Qual è il periodo migliore per trovare nuove posizioni di lavoro?

Molti di noi pensano ad agosto come al mese delle vacanze, dei lidi affollati e del meritato riposo, ma se ti dicessimo che proprio mentre la maggior parte dei candidati mette in pausa la propria ricerca, le aziende sono più attive che mai? Agosto non è un deserto lavorativo, ma una vera e propria finestra di opportunità che solo pochi sanno cogliere, in questo articolo ti sveleremo perché le ultime settimane del mese sono il momento più intelligente per cercare un nuovo impiego, e come sfruttare questo periodo per battere la concorrenza e assicurarti una posizione prima che l'anno lavorativo riprenda a pieno ritmo.
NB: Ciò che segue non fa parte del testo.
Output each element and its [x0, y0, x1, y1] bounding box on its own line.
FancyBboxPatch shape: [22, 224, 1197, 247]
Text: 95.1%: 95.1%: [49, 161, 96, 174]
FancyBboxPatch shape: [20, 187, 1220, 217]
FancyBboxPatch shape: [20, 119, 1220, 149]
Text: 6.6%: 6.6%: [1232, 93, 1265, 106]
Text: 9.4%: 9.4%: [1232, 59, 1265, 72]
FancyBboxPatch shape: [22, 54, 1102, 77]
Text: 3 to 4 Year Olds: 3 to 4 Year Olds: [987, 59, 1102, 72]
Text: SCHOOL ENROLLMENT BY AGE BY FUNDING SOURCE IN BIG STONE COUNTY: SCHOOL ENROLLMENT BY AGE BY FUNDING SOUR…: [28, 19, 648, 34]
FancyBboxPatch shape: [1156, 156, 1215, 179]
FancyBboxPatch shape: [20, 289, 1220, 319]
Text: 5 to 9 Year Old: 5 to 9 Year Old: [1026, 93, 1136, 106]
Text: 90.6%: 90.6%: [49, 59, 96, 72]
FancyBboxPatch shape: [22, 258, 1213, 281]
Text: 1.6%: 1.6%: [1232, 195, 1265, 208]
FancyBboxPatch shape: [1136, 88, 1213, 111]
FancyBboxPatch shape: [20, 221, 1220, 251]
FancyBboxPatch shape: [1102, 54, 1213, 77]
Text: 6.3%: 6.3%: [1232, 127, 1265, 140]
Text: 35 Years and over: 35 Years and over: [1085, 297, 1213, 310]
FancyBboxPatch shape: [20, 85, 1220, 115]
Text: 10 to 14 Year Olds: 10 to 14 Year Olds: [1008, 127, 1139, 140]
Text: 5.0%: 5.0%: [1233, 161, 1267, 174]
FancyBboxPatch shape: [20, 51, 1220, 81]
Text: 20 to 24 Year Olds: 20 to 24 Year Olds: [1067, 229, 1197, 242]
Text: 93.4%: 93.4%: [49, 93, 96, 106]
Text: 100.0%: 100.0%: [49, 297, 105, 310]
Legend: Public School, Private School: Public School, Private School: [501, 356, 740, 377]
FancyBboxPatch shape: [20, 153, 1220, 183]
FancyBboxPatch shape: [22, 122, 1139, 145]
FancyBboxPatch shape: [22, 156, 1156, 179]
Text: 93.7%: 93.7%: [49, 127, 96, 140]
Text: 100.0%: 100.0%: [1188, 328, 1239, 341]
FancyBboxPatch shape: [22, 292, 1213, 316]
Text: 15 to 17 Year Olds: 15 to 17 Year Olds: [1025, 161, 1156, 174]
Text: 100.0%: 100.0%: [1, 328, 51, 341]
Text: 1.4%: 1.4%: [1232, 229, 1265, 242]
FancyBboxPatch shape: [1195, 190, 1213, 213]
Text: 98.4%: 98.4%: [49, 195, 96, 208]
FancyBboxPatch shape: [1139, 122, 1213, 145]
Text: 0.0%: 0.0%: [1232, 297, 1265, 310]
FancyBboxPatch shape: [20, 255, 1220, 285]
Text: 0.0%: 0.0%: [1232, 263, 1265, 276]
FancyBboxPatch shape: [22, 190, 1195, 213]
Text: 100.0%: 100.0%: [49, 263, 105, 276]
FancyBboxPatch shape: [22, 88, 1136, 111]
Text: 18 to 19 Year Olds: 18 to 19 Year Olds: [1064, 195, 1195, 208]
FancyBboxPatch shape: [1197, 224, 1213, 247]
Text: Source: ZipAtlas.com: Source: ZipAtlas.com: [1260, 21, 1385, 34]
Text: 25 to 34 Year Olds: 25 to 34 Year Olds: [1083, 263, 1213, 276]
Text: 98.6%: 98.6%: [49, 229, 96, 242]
Ma andiamo per gradi e cerchiamo di comprendere al meglio questa interessante opportunità.

Agosto: Un momento strategico per trovare lavoro

Quando l'afa si fa sentire e le città si svuotano, l'idea di cercare lavoro sembra l'ultima cosa da fare. La maggior parte di noi associa l'agosto alle vacanze, a un meritato riposo lontano da email e scadenze, tuttavia se ti dicessimo che proprio questo mese, e in particolare le sue ultime settimane, può essere la chiave per sbloccare la tua prossima opportunità professionale? Mentre la concorrenza si rilassa, le aziende restano attive, pronte a pianificare il rientro e le nuove assunzioni. Spesso le credenze limitanti sono uno dei gap più grandi che un professionista deve affrontare; il vero nemico non è il mercato, bensì siamo noi stessi. A differenza di quanto si crede, le ultime settimane di agosto sono un vero e proprio "periodo d'oro" per i candidati che sanno come sfruttarlo. Il primo e più evidente vantaggio è la drastica riduzione della concorrenza. Molti professionisti e neolaureati mettono in pausa la loro ricerca, con la convinzione che le aziende siano ferme, questo errore di valutazione crea un vuoto che tu puoi colmare. Le tue candidature, invece di perdersi nella marea di CV che inonda i recruiter a settembre, riceveranno un'attenzione molto maggiore. Facciamo un esempio:

Il sig. Mario è l’HR dell’azienda Rossi SpA, ha fatto due settimane di vacanze, rientra in ufficio il 20 agosto e riceve solo il tuo CV, quante probabilità ci sono che ti chiami? Sicuramente molte se sei in target con l’azienda.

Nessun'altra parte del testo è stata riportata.